# Multimodal Search

Curiosity Workspace includes capabilities to extract searchable text from images, audio, and video files using Optical Character Recognition (OCR) and Speech-to-Text (STT).

# Optical Character Recognition (OCR)

OCR extracts text from scanned documents and images, making them searchable within the workspace.

# Supported Image Formats

Curiosity can process the following image types for OCR:

  • Common Images: .png, .jpg, .jpeg, .gif, .bmp, .webp, .svg
  • Professional Formats: .tif, .tiff, .dng, .raw, .heic, .heif, .psb
  • Other: .odg, .otg, .odi
  • PDF Scans: .pdf files containing image-only content.

# Multi-Language Support

The OCR engine supports multiple languages, including English, French, Spanish, German, and Portuguese.

# Speech-to-Text (STT)

STT converts spoken language from audio and video files into searchable text.

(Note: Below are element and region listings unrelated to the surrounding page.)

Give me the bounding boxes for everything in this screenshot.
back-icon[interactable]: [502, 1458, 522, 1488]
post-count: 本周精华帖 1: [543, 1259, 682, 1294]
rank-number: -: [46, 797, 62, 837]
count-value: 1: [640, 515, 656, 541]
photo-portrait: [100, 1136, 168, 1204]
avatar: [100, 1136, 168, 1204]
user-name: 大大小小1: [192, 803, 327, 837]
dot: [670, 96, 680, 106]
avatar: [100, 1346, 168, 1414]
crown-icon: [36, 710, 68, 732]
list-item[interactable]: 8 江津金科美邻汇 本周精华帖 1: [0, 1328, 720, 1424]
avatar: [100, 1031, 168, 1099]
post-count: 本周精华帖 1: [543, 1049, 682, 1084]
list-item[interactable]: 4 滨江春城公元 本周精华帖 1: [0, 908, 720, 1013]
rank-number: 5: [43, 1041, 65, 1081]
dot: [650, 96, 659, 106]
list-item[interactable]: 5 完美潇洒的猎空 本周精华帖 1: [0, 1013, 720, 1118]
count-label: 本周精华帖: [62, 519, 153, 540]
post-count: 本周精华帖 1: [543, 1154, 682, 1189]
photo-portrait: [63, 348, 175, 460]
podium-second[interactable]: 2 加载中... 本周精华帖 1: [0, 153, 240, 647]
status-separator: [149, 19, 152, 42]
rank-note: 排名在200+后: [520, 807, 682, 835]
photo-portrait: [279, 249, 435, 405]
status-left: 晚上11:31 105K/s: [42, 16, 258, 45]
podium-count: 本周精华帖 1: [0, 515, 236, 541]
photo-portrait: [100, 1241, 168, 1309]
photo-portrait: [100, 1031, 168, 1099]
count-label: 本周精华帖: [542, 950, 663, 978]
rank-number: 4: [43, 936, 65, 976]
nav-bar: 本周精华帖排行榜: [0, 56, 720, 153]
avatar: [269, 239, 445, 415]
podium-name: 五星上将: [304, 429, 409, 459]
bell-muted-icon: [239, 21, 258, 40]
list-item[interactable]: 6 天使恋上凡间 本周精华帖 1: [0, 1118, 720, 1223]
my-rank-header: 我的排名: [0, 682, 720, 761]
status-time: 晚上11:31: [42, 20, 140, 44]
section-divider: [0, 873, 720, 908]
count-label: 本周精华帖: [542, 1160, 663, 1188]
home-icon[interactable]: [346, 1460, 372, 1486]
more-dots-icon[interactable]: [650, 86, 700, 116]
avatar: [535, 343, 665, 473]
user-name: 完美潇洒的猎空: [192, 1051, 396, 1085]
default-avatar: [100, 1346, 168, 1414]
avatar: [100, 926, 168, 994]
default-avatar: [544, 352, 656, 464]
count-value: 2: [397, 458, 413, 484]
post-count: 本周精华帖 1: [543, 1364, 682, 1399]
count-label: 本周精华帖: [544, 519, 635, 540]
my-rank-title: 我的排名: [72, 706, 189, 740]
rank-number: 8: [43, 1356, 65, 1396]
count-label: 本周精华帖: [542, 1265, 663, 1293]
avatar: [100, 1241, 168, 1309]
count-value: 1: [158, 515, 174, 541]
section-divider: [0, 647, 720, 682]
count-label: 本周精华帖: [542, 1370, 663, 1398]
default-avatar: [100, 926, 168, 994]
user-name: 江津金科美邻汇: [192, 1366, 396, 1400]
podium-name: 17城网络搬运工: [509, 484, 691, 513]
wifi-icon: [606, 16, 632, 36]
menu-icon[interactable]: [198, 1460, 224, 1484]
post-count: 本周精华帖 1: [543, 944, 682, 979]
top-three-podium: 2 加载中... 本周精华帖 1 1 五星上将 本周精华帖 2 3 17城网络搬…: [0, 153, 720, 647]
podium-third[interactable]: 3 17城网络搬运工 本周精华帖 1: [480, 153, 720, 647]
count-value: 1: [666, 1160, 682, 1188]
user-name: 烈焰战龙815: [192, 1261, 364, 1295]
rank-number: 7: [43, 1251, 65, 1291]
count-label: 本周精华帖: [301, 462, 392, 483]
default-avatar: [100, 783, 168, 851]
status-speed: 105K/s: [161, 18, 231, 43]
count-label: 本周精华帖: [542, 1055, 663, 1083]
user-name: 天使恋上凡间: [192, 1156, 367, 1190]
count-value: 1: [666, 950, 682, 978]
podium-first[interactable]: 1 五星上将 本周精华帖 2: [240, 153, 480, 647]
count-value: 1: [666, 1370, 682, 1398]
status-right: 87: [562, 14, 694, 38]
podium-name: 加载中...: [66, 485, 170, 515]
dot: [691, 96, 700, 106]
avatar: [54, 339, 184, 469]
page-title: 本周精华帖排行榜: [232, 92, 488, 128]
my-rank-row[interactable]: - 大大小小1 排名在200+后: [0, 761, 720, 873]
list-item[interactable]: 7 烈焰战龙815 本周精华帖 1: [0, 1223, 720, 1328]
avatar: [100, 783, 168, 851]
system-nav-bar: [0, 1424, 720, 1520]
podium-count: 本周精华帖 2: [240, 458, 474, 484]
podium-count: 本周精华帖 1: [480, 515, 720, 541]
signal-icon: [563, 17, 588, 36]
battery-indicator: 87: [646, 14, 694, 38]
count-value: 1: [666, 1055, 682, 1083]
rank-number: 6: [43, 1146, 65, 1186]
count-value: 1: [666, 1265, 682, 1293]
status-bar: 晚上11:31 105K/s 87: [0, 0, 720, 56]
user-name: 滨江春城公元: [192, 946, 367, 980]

Curiosity leverages Whisper models for high-accuracy transcription.

# Supported Video Formats

  • .mp4, .wmv, .mpeg, .avi, .mkv, .mov, .ogv, .3gp, .flv

# Supported Audio Formats

  • .mp3, .wav, .mka, .wma, .flac, .aac, .aiff, .m4a, .oga, .weba, .webm

# Features

  • Searchable Transcripts: Find specific words spoken within a video or audio file.
  • Timestamped Navigation: Jump directly to the relevant part of the media file from search results.
  • Language Detection: Automatically recognizes and transcribes a broad range of languages.